SEJATINYA, bila disimak diskursus kontemporer tentang trajektori demokrasi di Indonesia, cukup banal mengindikasikan bahwa tren perkembangan demokrasi di Tanah Air cenderung mengalami stagnasi (Warburton and Aspinall, 2019). Penulis sendiri (Hidayat, 2021:6) cenderung mengartikulasi tren perkembangan demokrasi di Indonesia sebagai 'arus balik demokrasi' (democratic u-turn).

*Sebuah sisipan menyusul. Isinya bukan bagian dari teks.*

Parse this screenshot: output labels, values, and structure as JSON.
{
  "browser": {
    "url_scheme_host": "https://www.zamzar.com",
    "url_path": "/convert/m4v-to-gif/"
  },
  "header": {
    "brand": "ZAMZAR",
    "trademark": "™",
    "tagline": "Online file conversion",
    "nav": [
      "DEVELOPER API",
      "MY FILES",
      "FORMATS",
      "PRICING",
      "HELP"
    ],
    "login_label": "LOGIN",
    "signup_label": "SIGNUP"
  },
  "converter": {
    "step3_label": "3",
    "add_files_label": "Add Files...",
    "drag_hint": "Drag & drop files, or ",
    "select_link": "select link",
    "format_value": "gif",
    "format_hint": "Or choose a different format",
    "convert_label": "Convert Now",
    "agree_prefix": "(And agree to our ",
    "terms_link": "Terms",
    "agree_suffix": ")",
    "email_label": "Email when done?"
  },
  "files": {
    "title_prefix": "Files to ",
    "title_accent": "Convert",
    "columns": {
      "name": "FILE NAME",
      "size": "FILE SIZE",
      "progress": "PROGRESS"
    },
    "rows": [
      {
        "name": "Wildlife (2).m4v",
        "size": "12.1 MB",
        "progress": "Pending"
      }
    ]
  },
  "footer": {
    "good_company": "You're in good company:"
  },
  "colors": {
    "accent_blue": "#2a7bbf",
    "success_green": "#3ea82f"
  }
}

Di antara indikasi yang pada umumnya dikemukakan dalam menjastifikasi tentang realitas stagnasi demokrasi di Indonesian adalah: a) terjadinya xenofobia politik populis, yang selanjutnya telah berimplikasi pada pelapukan demokrasi oleh pemerintahan sipil hasil pemilihan umum; b) adanya penyimpangan regulasi terkait kebebasan sipil dan perlindungan hak asasi manusia, dan c) terjadinya manipulasi lembaga negara oleh pemerintah untuk kepentingan kekuasaan (Warburton and Aspinall, 2019: 256).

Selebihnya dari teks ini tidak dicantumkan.